Et elle montra du doigt un vieillard assit non-loin sur une chaise à bascule, à l’entrée d’une yourte. Elle continua : « Djulus est comme vous.
—  Comme moi ?
—  Oui, mon grand-père l’a trouvé il y a de cela des décennies. Il était comme vous, dans le froid. Sans nous, il n’y a aucun doute, il serait mort... tout comme vous d’ailleurs. Depuis, c’est le plus vieux de la tribu, mon grand-père n’étant plus de nos jours.
—  Je suis désolé.
—  Ne vous inquiétez pas, à vrai dire, je ne l’ai pas connu. Je garde seulement de lui ce que m’ont dit les autres : le souvenir d’un homme fort, intègre, et bon. Djulus est comme mon... comment dites- vous déjà ?... Ah oui ! Dedushka. C’est un peu comme mon papi.
—  Alors comme ça, c’est vous qui m’avez ramené ici ?
—  Non, pas moi, Balbakhov, le chamane de ma tribu. Il cherchait des herbes pour Yssyakh, et vous a trouvé allongé recouvert de neige. Il vous a soigné et ramené au campement.
—  Qui est Yssyakh ?
— Yssyakh ? étouffant un rire. Ce n’est pas qui, mais plutôt quoi. Yssyakh, c’est l’équivalent de votre nouvel an.
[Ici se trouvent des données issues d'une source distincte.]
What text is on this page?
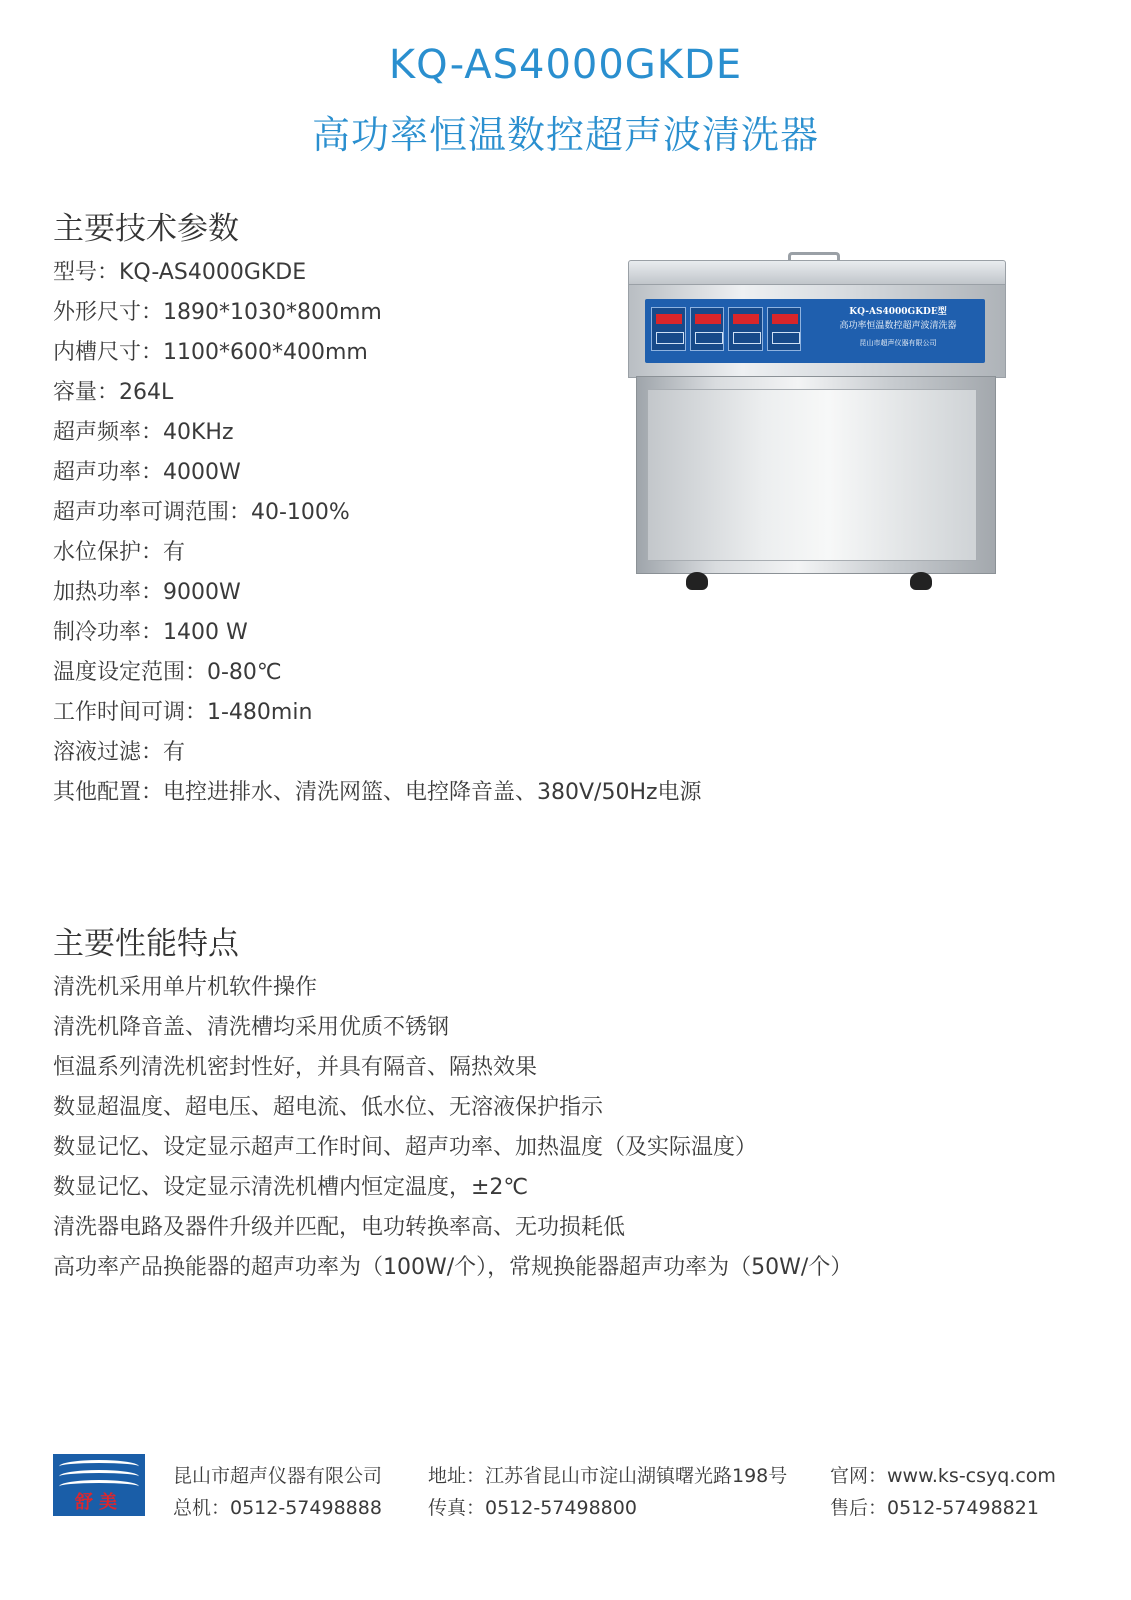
KQ-AS4000GKDE
高功率恒温数控超声波清洗器
主要技术参数
型号：KQ-AS4000GKDE
外形尺寸：1890*1030*800mm
内槽尺寸：1100*600*400mm
容量：264L
超声频率：40KHz
超声功率：4000W
超声功率可调范围：40-100%
水位保护：有
加热功率：9000W
制冷功率：1400 W
温度设定范围：0-80℃
工作时间可调：1-480min
溶液过滤：有
其他配置：电控进排水、清洗网篮、电控降音盖、380V/50Hz电源
KQ-AS4000GKDE型
高功率恒温数控超声波清洗器
昆山市超声仪器有限公司
主要性能特点
清洗机采用单片机软件操作
清洗机降音盖、清洗槽均采用优质不锈钢
恒温系列清洗机密封性好，并具有隔音、隔热效果
数显超温度、超电压、超电流、低水位、无溶液保护指示
数显记忆、设定显示超声工作时间、超声功率、加热温度（及实际温度）
数显记忆、设定显示清洗机槽内恒定温度，±2℃
清洗器电路及器件升级并匹配，电功转换率高、无功损耗低
高功率产品换能器的超声功率为（100W/个），常规换能器超声功率为（50W/个）
舒美
昆山市超声仪器有限公司
总机：0512-57498888
地址：江苏省昆山市淀山湖镇曙光路198号
传真：0512-57498800
官网：www.ks-csyq.com
售后：0512-57498821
Pendant deux jours, tous les *Sakhas se rassemblent et revêtent leurs plus beaux vêtements traditionnels. Tout le monde danse. Les hommes se défient dans des joutes sportives et équestres. Et rougissant, elle ajouta, il y a même des concours de beautés !
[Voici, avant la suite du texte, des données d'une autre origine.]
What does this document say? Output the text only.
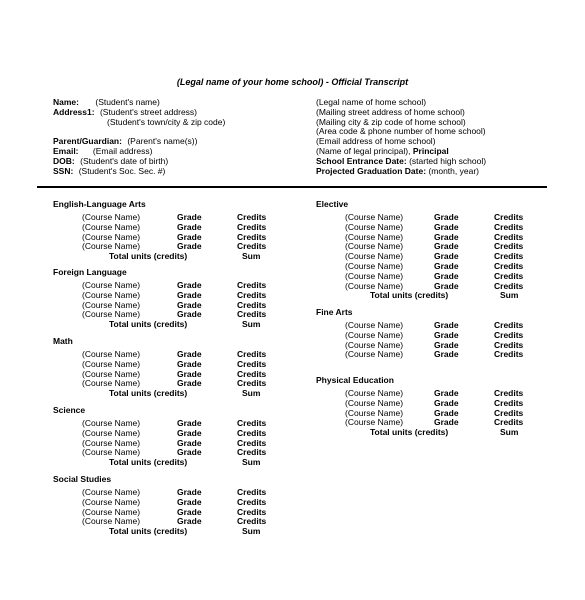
(Legal name of your home school) - Official Transcript
Name: (Student's name)
Address1: (Student's street address)
(Student's town/city & zip code)
Parent/Guardian: (Parent's name(s))
Email: (Email address)
DOB: (Student's date of birth)
SSN: (Student's Soc. Sec. #)
(Legal name of home school)
(Mailing street address of home school)
(Mailing city & zip code of home school)
(Area code & phone number of home school)
(Email address of home school)
(Name of legal principal), Principal
School Entrance Date: (started high school)
Projected Graduation Date: (month, year)
English-Language Arts
(Course Name)	Grade	Credits
(Course Name)	Grade	Credits
(Course Name)	Grade	Credits
(Course Name)	Grade	Credits
Total units (credits)	Sum
Foreign Language
(Course Name)	Grade	Credits
(Course Name)	Grade	Credits
(Course Name)	Grade	Credits
(Course Name)	Grade	Credits
Total units (credits)	Sum
Math
(Course Name)	Grade	Credits
(Course Name)	Grade	Credits
(Course Name)	Grade	Credits
(Course Name)	Grade	Credits
Total units (credits)	Sum
Science
(Course Name)	Grade	Credits
(Course Name)	Grade	Credits
(Course Name)	Grade	Credits
(Course Name)	Grade	Credits
Total units (credits)	Sum
Social Studies
(Course Name)	Grade	Credits
(Course Name)	Grade	Credits
(Course Name)	Grade	Credits
(Course Name)	Grade	Credits
Total units (credits)	Sum
Elective
(Course Name)	Grade	Credits
(Course Name)	Grade	Credits
(Course Name)	Grade	Credits
(Course Name)	Grade	Credits
(Course Name)	Grade	Credits
(Course Name)	Grade	Credits
(Course Name)	Grade	Credits
(Course Name)	Grade	Credits
Total units (credits)	Sum
Fine Arts
(Course Name)	Grade	Credits
(Course Name)	Grade	Credits
(Course Name)	Grade	Credits
(Course Name)	Grade	Credits
Physical Education
(Course Name)	Grade	Credits
(Course Name)	Grade	Credits
(Course Name)	Grade	Credits
(Course Name)	Grade	Credits
Total units (credits)	Sum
—  Ça a l’air important pour toi.

—  Oui, très. A la fin on tend tous nos mains vers le ciel pour capter les bienfaits du soleil. Elle hésita un moment, cherchant la métaphore appropriée. C’est comme si l’on rechargeait nos batteries pour tout le reste de l’année, affirma-t-elle avec un large sourire. Venez, je vais vous montrer. » Sans lui en laisser le temps, elle lui prit la main ... elle était si belle ! Jamais il n’aurait imaginé une telle rencontre. Il se sentit soudainement, léger et joyeux et en oublia pour un instant, les moments sombres de sa vie. Alors il se laissa entrainer. Dehors, une foule immense bruyante et colorée. Les gens dansaient en cercle, buvaient, mangeaient et riaient aux éclats. Tout était si beau. Grigori en avait des frissons. « C’est magnifique, n’est-ce pas ? déclara Kübeye
—  Oui... magnifique, confia-t-il les yeux humides » Kübeye s’en aperçut mais ne dit rien. Elle connaissait mieux que quiconque ce sentiment de plénitude qui surgit de nul-part, se sentir comme une cascade dont l’écoulement est infini. Soudain, une troupe de jeunes hommes qui les fixaient depuis quelques minutes, s’approchèrent. « Mais, railla l’un d’eux, n’est-ce pas le russe d’hier !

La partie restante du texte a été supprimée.